第11話 非愛


 あれから時が経って……


 有栖は俺の父と一緒に児童相談所に行き、家庭内でも事前に話し合っていたため、有栖を養子として引き取ることが決まった。



 そうして養子縁組としての手続きを済ませ、家庭裁判所に申し立てを行っている。


 依然として有栖の親からは何の連絡もつかず無反応だった。



 そうしてスムーズに事の話は進んでいき、養子として引き取ることになった。



 はずだった。


 親権の喪失が決まるその時……

 張本人、有栖の父と連絡が繋がりそいつは児童相談所に現れた。


 初めて見るそのやつれた顔、だらしない服装。

 虚な瞳。

 およそ生気の無い、出立いでたち


「どうして今更来た」


 お父さんがひどく苛立ちながら、静かに言い放ったその言葉。


「別に……なんでもねえよ」


 意にも返さず、ただ淡々とそう答えた。


「……親権なら別に、くれてやる。あいつが仕方なく産んだ子だ。俺にゃあ手が余る」


 状況を全部理解していた彼はそう言ってため息を吐く。




 それから、彼は有栖に視線を向けて……


「おい唯、正直言って俺はなあ、お前が大嫌いだった。俺に全く似ず、俺と違って才能があった。それが酷く憎たらしくて仕方ねえ」


「……っ」


 その悪意に塗れた言葉を聞いた有栖は、泣き出して、その場でうずくまって……

 


「お前……自分の娘に何を言って!」


 お父さんが、席を立って怒り心頭でそう言った瞬間……


「あんたもだ!出来損ないの俺と、天才の弟。毎回毎回比べられて、馬鹿にされたこの気持ちが、分かるっていうのか!」


 そう怒声をあげた。


「俺はなぁ、何者にもなれた親もお前も大嫌いだ。だから唯の人生をぶっ壊してやりたかった」



 まさに狂気の沙汰。

 理解不能のその言葉に唖然とした。


 有栖を見ると頭を抱えて蹲って、酷く痙攣して、顔が青ざめていて……


 あまりにも酷すぎた。


「縁なら幾らでも切ってやるよ。これで漸くお荷物とはおさらばだ」


 そう吐き捨てる目の前の男の言葉に、俺の中の何かがプツンと切れたような気がした。

 


「ふざけるな……」


「あ?」

 

「腐った根性で悲劇かだってんじゃねえよ!その独りよがりでどれだけ有栖を傷つけたと思ってんだ!」


 俺は、そいつ有栖の父の首の襟を掴んで言い放つ。


 一瞬のことで、まだ状況が追いついていないのか、抵抗すらせずにそいつは虚な瞳で俺の目を見た。

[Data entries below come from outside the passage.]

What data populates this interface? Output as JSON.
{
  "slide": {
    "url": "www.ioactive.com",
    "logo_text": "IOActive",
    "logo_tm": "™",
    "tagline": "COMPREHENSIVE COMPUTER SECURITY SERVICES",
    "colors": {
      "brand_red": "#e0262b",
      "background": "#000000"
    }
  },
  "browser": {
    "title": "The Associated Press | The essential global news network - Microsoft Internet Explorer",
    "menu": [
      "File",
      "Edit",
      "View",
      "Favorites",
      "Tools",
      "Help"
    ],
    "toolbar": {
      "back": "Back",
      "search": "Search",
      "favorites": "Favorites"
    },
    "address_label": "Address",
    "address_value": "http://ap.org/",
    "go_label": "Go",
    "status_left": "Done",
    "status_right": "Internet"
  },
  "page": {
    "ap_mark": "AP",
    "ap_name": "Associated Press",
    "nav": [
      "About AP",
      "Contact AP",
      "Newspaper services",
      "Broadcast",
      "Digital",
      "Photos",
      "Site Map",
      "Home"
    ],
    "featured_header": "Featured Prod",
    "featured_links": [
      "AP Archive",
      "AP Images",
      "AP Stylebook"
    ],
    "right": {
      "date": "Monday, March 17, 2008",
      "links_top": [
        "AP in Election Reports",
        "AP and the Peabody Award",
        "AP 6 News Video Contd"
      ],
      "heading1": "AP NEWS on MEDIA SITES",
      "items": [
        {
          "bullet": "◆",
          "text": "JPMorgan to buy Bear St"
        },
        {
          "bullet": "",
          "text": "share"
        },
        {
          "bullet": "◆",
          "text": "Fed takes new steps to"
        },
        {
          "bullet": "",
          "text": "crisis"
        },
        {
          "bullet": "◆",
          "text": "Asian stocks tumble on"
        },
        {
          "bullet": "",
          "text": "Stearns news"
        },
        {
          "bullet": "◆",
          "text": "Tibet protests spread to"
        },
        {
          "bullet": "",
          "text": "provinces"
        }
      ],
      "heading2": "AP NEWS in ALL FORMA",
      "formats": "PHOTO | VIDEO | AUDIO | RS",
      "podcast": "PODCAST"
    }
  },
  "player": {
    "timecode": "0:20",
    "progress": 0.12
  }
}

「甘ったれるんじゃねえよカス!お前より辛いやつはごまんといるだぁ?」


 なら言ってやるよ。


「お前より辛えやつはすぐ目の前にいるだろうがよ!」


 ずっと、我慢して……

 張り詰めた笑顔で耐え抜いてきた有栖に視線を向けて、体裁なんて気にせずぶちまけた。

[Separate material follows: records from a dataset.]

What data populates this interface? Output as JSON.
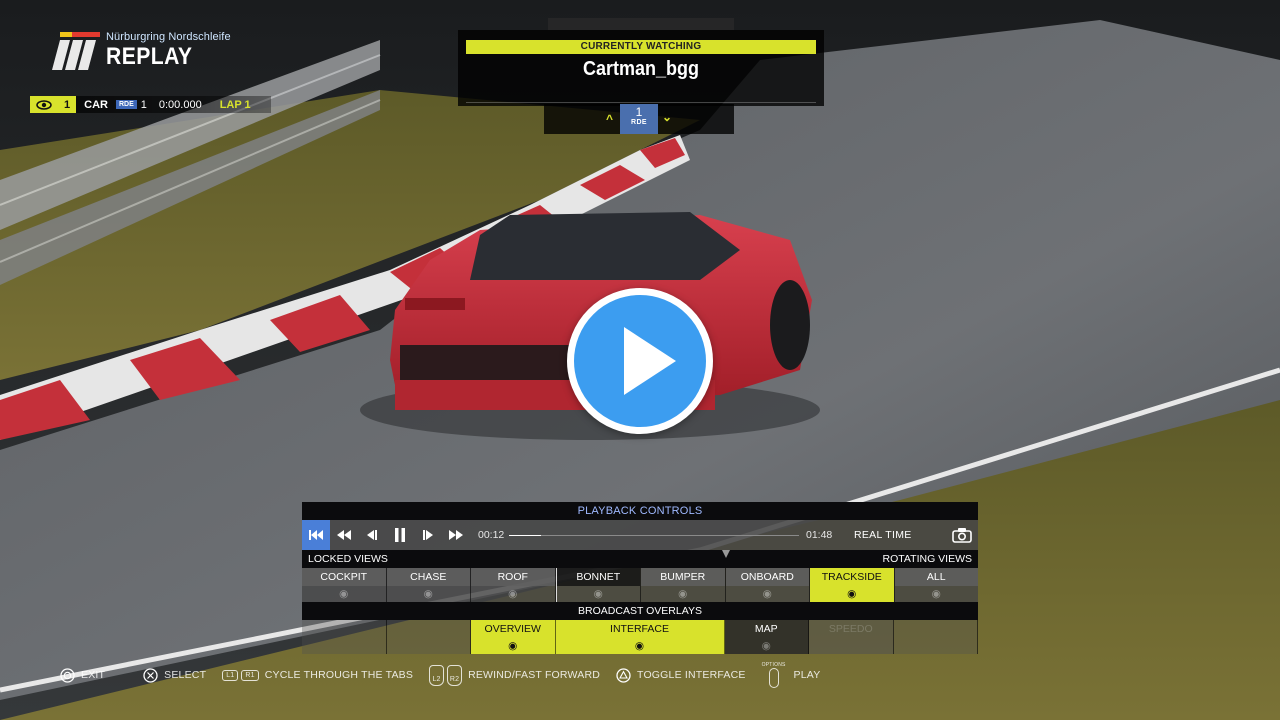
{
  "header": {
    "track": "Nürburgring Nordschleife",
    "mode": "REPLAY"
  },
  "car_bar": {
    "position": "1",
    "car_label": "CAR",
    "car_tag": "RDE",
    "car_number": "1",
    "time": "0:00.000",
    "lap": "LAP 1"
  },
  "watching": {
    "heading": "CURRENTLY WATCHING",
    "driver": "Cartman_bgg",
    "car_number": "1",
    "car_tag": "RDE"
  },
  "playback": {
    "title": "PLAYBACK CONTROLS",
    "current_time": "00:12",
    "end_time": "01:48",
    "progress": 0.11,
    "speed": "REAL TIME"
  },
  "views": {
    "locked_label": "LOCKED VIEWS",
    "rotating_label": "ROTATING VIEWS",
    "items": [
      {
        "label": "COCKPIT"
      },
      {
        "label": "CHASE"
      },
      {
        "label": "ROOF"
      },
      {
        "label": "BONNET"
      },
      {
        "label": "BUMPER"
      },
      {
        "label": "ONBOARD"
      },
      {
        "label": "TRACKSIDE"
      },
      {
        "label": "ALL"
      }
    ],
    "selected": "TRACKSIDE"
  },
  "overlays": {
    "title": "BROADCAST OVERLAYS",
    "overview": "OVERVIEW",
    "interface": "INTERFACE",
    "map": "MAP",
    "disabled": "SPEEDO"
  },
  "hints": {
    "exit": "EXIT",
    "select": "SELECT",
    "l1": "L1",
    "r1": "R1",
    "cycle": "CYCLE THROUGH THE TABS",
    "l2": "L2",
    "r2": "R2",
    "rewind": "REWIND/FAST FORWARD",
    "toggle": "TOGGLE INTERFACE",
    "options": "OPTIONS",
    "play": "PLAY"
  },
  "colors": {
    "accent": "#d8e22c",
    "play_button": "#3c9df0",
    "active_control": "#4a7fd8",
    "car_tag": "#3d67b8"
  }
}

 目の前にいる憎たらしい男には親という味方がいたが……


 有栖には誰も味方がいなくて、独りだった。

 親でさえこの様だ。


「は、俺の何が分かるっていうんだ」


 そいつは俺の手を跳ね除け、

 この期に及んで自分の悲劇を気取る。


 だがな……


「馬鹿にするなよ、歩み寄ろうともしねえ奴の気持ちなんか分かりゃしねえよ!」


 自分から拒絶しておいて、何をほざくんだよこいつは。


 あたりにも舐め腐ってる。




「結、その辺で……」


 俺があまりにもキレていたためか、お父さんは冷静になって俺を宥めてくる。


 初めて見せる一面できっと驚いているとは思うけど、流石に取り繕ってはいられなかった。



 まあ少し落ち着いてきて、俺は席に座る。


 周りを見ると、仲介人としてこの場にいた相談員の人が驚愕した目で此方を見てきた。


 抑えられなくてすまん。

 後悔も反省も全くしてないがな!



 そんな中……


「……あんたの娘も、ユイって言うのか」


 有栖の父がお父さんに向かってそう言った。


「は……そうかよ」


 何か自分に言い聞かせて、変に納得して……


「なんで俺はこんな惨めなんだろうな」


 有栖に目もくれず、最後はそう言い残して親権を譲渡した。


______

____

__

 


「ねえ、結……私、やっぱいらない子だったのかな」


 その一言で、やっぱり有栖は自分の父を恨んでいないのだと分かった。


 育った環境が環境だから、自分を責めることしかできないんだと思う。


 最初から最後まで、胸糞悪い話だ。


「有栖、そんなこと言ったら、有栖を必要だって思ってる俺がかわいそうな奴になっちゃうよ?」


「そ、そんなつもりじゃ……」


 分かってる。

 そんなつもりじゃないってのは、分かってるから……


 だから、もう、自分を責めないで欲しい。


「……有栖、ほら、おいで」


 俺が手を広げてそう言うと、有栖は俺に抱きついてくる。


 嗚咽を零して、吐き出して……



 ここ最近、苦しい時間と選択を有栖に委ねたから、俺はその分……


 愛で上書きしてあげられたらなって思った。






◆◇






「もう金は借りなくていいのかな?」


 タバコを吸うやつれた男にそう聞いた。


「は、いらねえよもう。全部吹っ切れた」


 先ほどの虚な瞳とは違って、随分と変わったと思う。




 ただ……


「懺悔しなよ、あの子を壊そうとしたのは兄さんだ。それだけは、一生かけて償ってもらう」


「……分かった」


 タバコの火を、自分の手に押し当てて消し、兄さんはそう言った。


「えらい素直だね。僕の娘の言葉がそんなに響いたのかな?」


「それもあるが、昔、あんたと一度話したことがあるだろ?娘ができたらユイって名前をつけるって」


「そうだね、覚えてるよ」


 つい最近のことに感じられるけど、だいぶ昔の話だ。



「俺は……才能あふれるお前を尊敬していた。でもな、俺の居場所はどこにも無かった」


 自分の安寧のすみかなど有りはしなかった……と、

 

 そう語る兄さん。


「あれくらい怒ってくれる人が、いてくれたら、良かったんだがな」


「まあ、父さんも母さんも、君を甘やかし過ぎたね」


 なんせ、バブルの時代の恩恵が強く、望めばなんでも手に入った分、与えることでしか、愛し方を知らなかった。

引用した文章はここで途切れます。